Stale issues rot after 30d of inactivity. Mark the issue as fresh with /remove-lifecycle rotten. Rotten issues close after an additional 30d of inactivity.

If this issue is safe to close now please do so with /close.

/lifecycle rotten

fridex commented 3 years ago

/remove-lifecycle rotten

sesheta commented 3 years ago

Rotten issues close after 30d of inactivity. Reopen the issue with /reopen. Mark the issue as fresh with /remove-lifecycle rotten.

/close

sesheta commented 3 years ago

@sesheta: Closing this issue.

In response to [this](https://github.com/thoth-station/metrics-exporter/issues/725#issuecomment-907838463): >Rotten issues close after 30d of inactivity. >Reopen the issue with `/reopen`. >Mark the issue as fresh with `/remove-lifecycle rotten`. > >/close Instructions for interacting with me using PR comments are available [here](https://git.k8s.io/community/contributors/guide/pull-requests.md).
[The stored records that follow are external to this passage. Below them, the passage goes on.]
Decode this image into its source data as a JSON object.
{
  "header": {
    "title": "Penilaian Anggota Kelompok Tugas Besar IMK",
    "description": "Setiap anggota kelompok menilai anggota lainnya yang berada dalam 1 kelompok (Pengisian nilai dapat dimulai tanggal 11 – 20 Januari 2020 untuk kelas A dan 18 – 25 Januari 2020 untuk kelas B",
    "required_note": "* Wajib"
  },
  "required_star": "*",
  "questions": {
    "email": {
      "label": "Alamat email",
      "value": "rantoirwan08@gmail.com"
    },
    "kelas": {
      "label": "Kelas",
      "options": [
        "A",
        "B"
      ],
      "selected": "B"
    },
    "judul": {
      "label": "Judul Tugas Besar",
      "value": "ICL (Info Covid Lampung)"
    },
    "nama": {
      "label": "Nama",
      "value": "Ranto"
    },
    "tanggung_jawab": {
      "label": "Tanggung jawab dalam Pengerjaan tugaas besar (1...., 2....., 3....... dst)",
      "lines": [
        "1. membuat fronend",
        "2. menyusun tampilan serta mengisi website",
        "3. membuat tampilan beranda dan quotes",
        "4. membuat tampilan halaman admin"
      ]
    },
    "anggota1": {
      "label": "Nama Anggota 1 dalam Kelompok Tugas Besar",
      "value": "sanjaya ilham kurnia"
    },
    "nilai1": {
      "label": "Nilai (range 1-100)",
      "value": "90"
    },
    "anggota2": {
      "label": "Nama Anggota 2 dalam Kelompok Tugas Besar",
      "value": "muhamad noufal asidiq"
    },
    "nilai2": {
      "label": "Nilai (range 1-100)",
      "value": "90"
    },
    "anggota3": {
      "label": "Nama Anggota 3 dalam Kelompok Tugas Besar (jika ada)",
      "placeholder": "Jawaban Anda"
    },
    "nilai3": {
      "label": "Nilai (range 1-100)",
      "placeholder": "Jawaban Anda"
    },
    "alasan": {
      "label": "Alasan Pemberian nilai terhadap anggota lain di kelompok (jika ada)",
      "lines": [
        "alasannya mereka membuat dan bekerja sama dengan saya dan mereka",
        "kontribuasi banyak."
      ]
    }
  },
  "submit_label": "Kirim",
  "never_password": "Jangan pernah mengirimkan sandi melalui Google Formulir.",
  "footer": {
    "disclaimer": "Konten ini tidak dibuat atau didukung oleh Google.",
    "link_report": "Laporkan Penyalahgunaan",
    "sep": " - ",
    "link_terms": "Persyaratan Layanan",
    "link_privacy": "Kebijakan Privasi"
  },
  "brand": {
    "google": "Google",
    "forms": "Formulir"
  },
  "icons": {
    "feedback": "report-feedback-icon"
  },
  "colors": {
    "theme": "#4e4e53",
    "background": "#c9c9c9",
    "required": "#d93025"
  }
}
If you have questions or suggestions related to my behavior, please file an issue against the [kubernetes/test-infra](https://github.com/kubernetes/test-infra/issues/new?title=Prow%20issue:) repository.
goern commented 2 years ago

/priority important-longterm

codificat commented 2 years ago

/sig observability

VannTen commented 2 years ago

Potentially relevant metrics

From kube-state-metrics:

From argo workflow controller:

+ all the metrics documented at https://argoproj.github.io/argo-workflows/metrics/#default-controller-metrics, probably

Beyond that, custom workflow metrics (metrics defined in Workflow spec, from what I gather) looks relevant.

VannTen commented 2 years ago

relevant : https://github.com/kubernetes/kube-state-metrics/issues/1481 (the issue is only closed because it's old, not because it's refused).

VannTen commented 2 years ago

Some opinions. If we only need exit codes, I don't think the application is the right level for implementing:

Since exit codes (most of them) we can use them to map to any reason we like. However, if the number of possible reason is unbounded (or just > 126) we'll probably want to use another mechanism.

VannTen commented 2 years ago

(I'll unssagnim myself, I don't think we have a clear enough view of what we want to do yet with this) (and it was a little quiproquo on the sig call

VannTen commented 2 years ago

I think we should use the kube-state-metrics feature once the previously linked PR is merged.

Unless someone has a different opinion, I propose we keep this frozen until the PR is merged and subsequent release of kube-state-metrics.

VannTen commented 2 years ago

The kube-state-metrics got merged.

I'll keep an eye on this when they release a new version. /assign

VannTen commented 2 years ago

kube-state-metrics do releases something like every 2/4 months, from their history. Last one was 16 days ago, so it might take some time before a new one.

Do we have an idea of what the timeline is for:

kube-state-metrics new releases -> get in Openshift -> get on the clusters we use ? I don't have much visibility on this.

Also, if we decide to go that route(=using kube-state-metrics) (do we ?), we should update the issue acceptance critera.

Suggestion: Acceptance critera:

Description:

Use kube_pod_container_status_last_terminated_exitcode from kube-state-metrics in conjuction with labels from argo-workflows as the main metric source for dashboard and alerts.

goern commented 2 years ago

sounds good to me. which of the parts if on op1st and which on us?

VannTen commented 2 years ago

They have the producer items (upgrade kube-state-metrics) we have the consumer (create the dasboard + alerts) ones (assuming those are handled as applications components in thoth-station)

goern commented 2 years ago

@VannTen did you open in issue to update kube-state-metrics?

VannTen commented 2 years ago

There isn't a release of kube-state-metrics with the merged PR yet, so I was thinking we should wait for it before opening an issue.

goern commented 2 years ago

ACK /remove-lifecycle frozen

VannTen commented 1 year ago

It looks like we should monitor https://github.com/openshift/cluster-monitoring-operator and/or https://github.com/openshift/kube-state-metrics .

I'll check the git history later to see if the exit_code PR is there, and in which release branch.